Freud le considerava la manifestazione psichica del tendere corporeo verso la vita e la propria realizzazione - le pulsioni, diceva, si situano concettualmente tra corporeo e psichico, e mostrano nell'uomo una minore rigidità degli istinti negli animali ma restano una forza costante che tende al raggiungimento della sua meta. Distinte teoricamente in un primo momento in autoconservative e sessuali, a queste pulsioni tendenti alla vita Freud aggiunse in "Al di là del principio del piacere", pulsioni che tendono alla morte (al ritorno allo stato inorganico - principio di costanza, dello stato di quiete turbato dalla vita) che farebbero parte della "Volontà" umana. Solo la fusione con Eros (autoconservazione e sessualità) permetterebbe a Thanatos di non annientare  la vita materialmente o psichicamente in una eterna coazione a ripetere.

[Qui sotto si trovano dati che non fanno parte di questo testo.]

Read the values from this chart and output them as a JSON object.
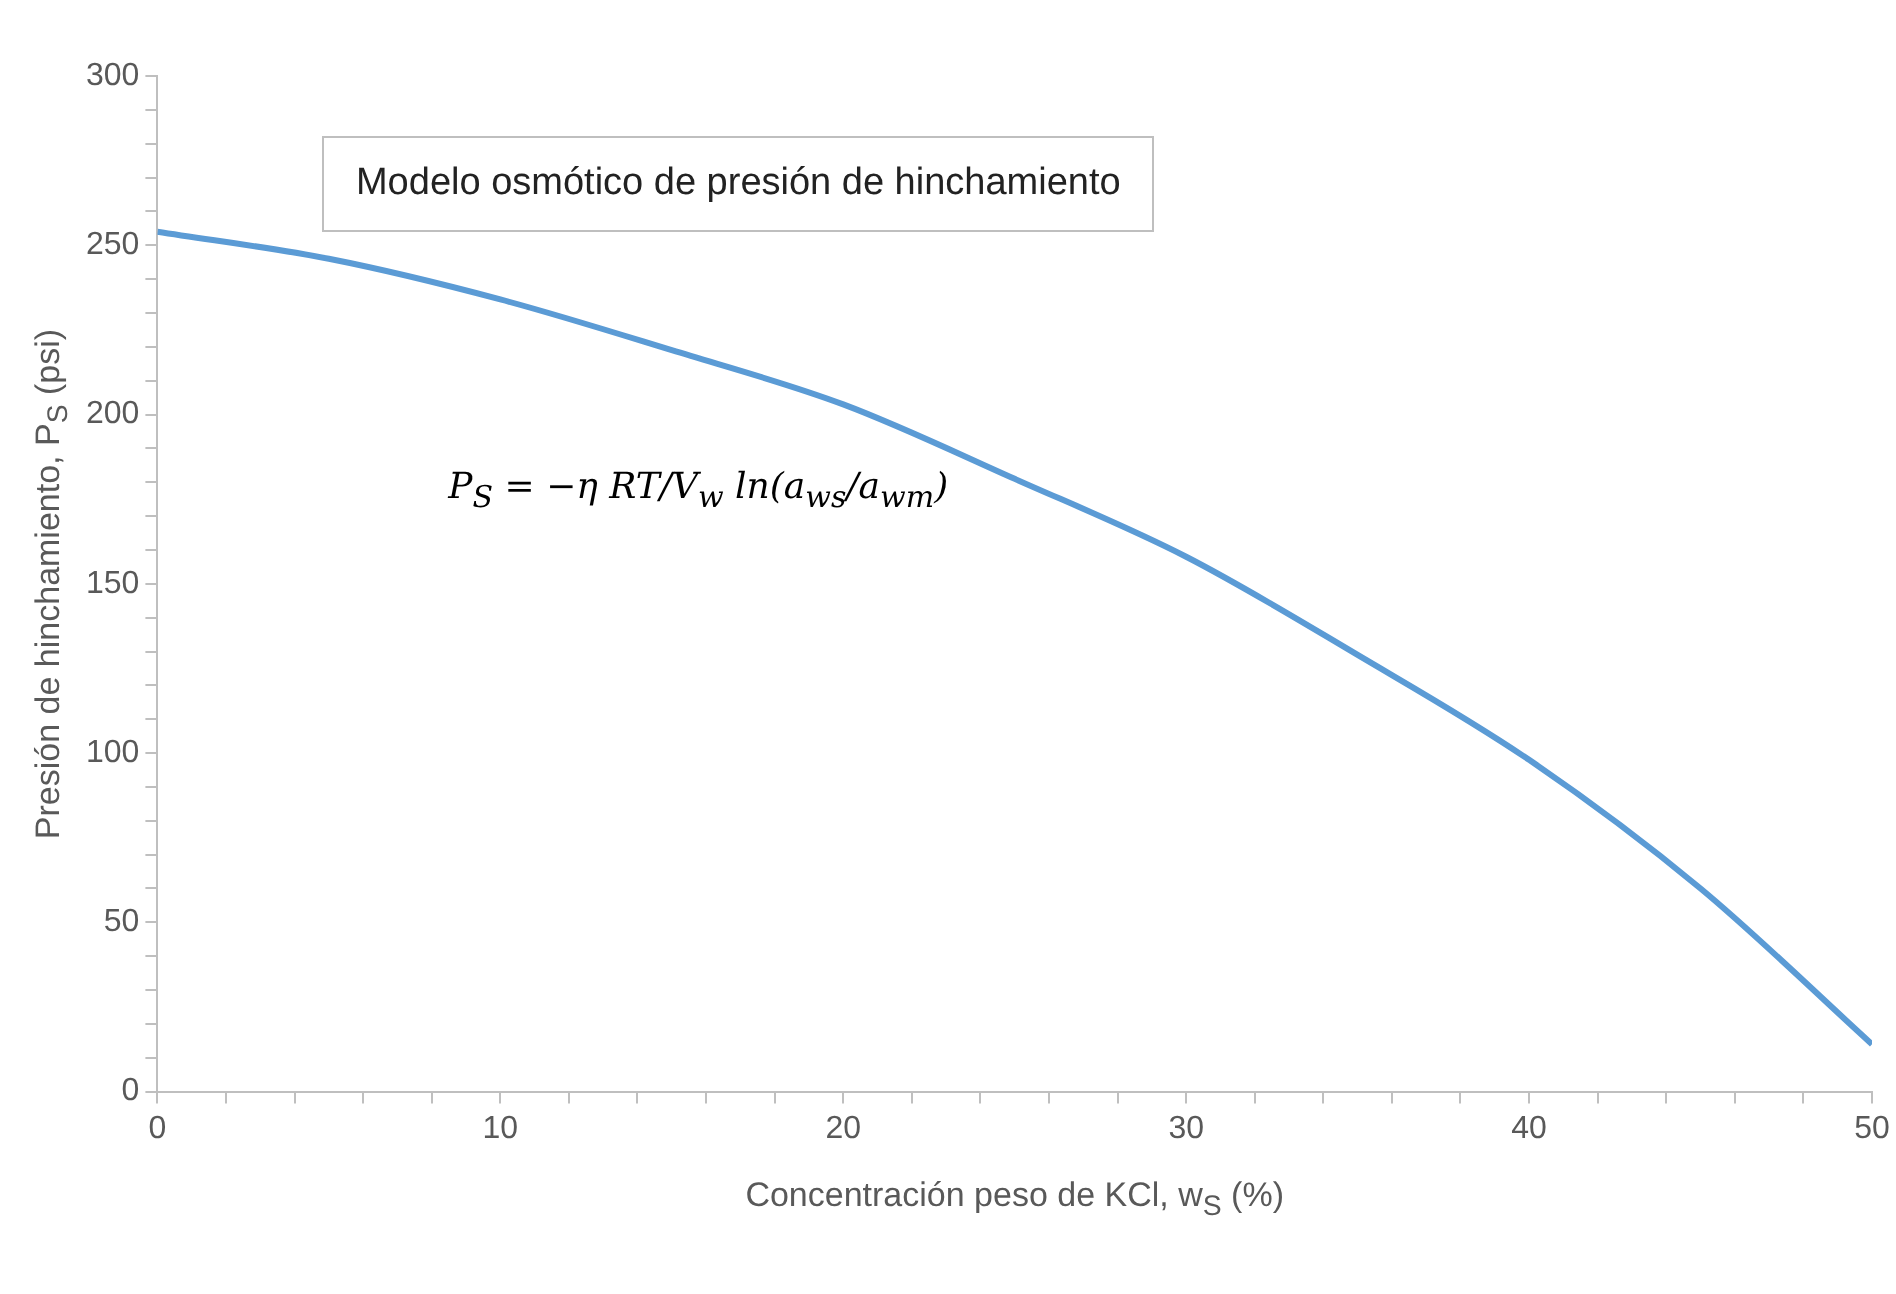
{
  "chart_data": {
    "type": "line",
    "title": "Modelo osmótico de presión de hinchamiento",
    "xlabel": "Concentración peso de KCl, w$_{S}$ (%)",
    "ylabel": "Presión de hinchamiento, P$_{S}$ (psi)",
    "annotations": [
      "P$_{S}$ = −η RT/V$_{w}$ ln(a$_{ws}$/a$_{wm}$)"
    ],
    "x": [
      0,
      5,
      10,
      15,
      20,
      25,
      30,
      35,
      40,
      45,
      50
    ],
    "series": [
      {
        "color": "#5b9bd5",
        "values": [
          254,
          246,
          234,
          219,
          203,
          181,
          158,
          129,
          98,
          60,
          14
        ]
      }
    ],
    "xlim": [
      0,
      50
    ],
    "ylim": [
      0,
      300
    ],
    "xticks": [
      0,
      {
        "value": 2,
        "label": null
      },
      {
        "value": 4,
        "label": null
      },
      {
        "value": 6,
        "label": null
      },
      {
        "value": 8,
        "label": null
      },
      10,
      {
        "value": 12,
        "label": null
      },
      {
        "value": 14,
        "label": null
      },
      {
        "value": 16,
        "label": null
      },
      {
        "value": 18,
        "label": null
      },
      20,
      {
        "value": 22,
        "label": null
      },
      {
        "value": 24,
        "label": null
      },
      {
        "value": 26,
        "label": null
      },
      {
        "value": 28,
        "label": null
      },
      30,
      {
        "value": 32,
        "label": null
      },
      {
        "value": 34,
        "label": null
      },
      {
        "value": 36,
        "label": null
      },
      {
        "value": 38,
        "label": null
      },
      40,
      {
        "value": 42,
        "label": null
      },
      {
        "value": 44,
        "label": null
      },
      {
        "value": 46,
        "label": null
      },
      {
        "value": 48,
        "label": null
      },
      50
    ],
    "yticks": [
      0,
      {
        "value": 10,
        "label": null
      },
      {
        "value": 20,
        "label": null
      },
      {
        "value": 30,
        "label": null
      },
      {
        "value": 40,
        "label": null
      },
      50,
      {
        "value": 60,
        "label": null
      },
      {
        "value": 70,
        "label": null
      },
      {
        "value": 80,
        "label": null
      },
      {
        "value": 90,
        "label": null
      },
      100,
      {
        "value": 110,
        "label": null
      },
      {
        "value": 120,
        "label": null
      },
      {
        "value": 130,
        "label": null
      },
      {
        "value": 140,
        "label": null
      },
      150,
      {
        "value": 160,
        "label": null
      },
      {
        "value": 170,
        "label": null
      },
      {
        "value": 180,
        "label": null
      },
      {
        "value": 190,
        "label": null
      },
      200,
      {
        "value": 210,
        "label": null
      },
      {
        "value": 220,
        "label": null
      },
      {
        "value": 230,
        "label": null
      },
      {
        "value": 240,
        "label": null
      },
      250,
      {
        "value": 260,
        "label": null
      },
      {
        "value": 270,
        "label": null
      },
      {
        "value": 280,
        "label": null
      },
      {
        "value": 290,
        "label": null
      },
      300
    ],
    "grid": false,
    "legend": false,
    "marker": "none",
    "line_style": "solid"
  }
}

Schopenhauer si era fermato alle pulsioni di autoconservazione e sessuali (la Volontà di vivere), considerando sufficiente il dominio dell'egoismo individuale umano, basato sulla negazione di fatto della coesistenza degli altri esseri umani e degli animali (usati come oggetti inanimati che possono essere sfruttati, torturati e uccisi), a comprendere le devastazioni di cui è capace l'essere umano.
Un egoismo, quello di Schopenhauer, anzitutto cognitivo: gli altri non esistono, o al più sono "pallidi fantasmi". Poi, tutto è possibile.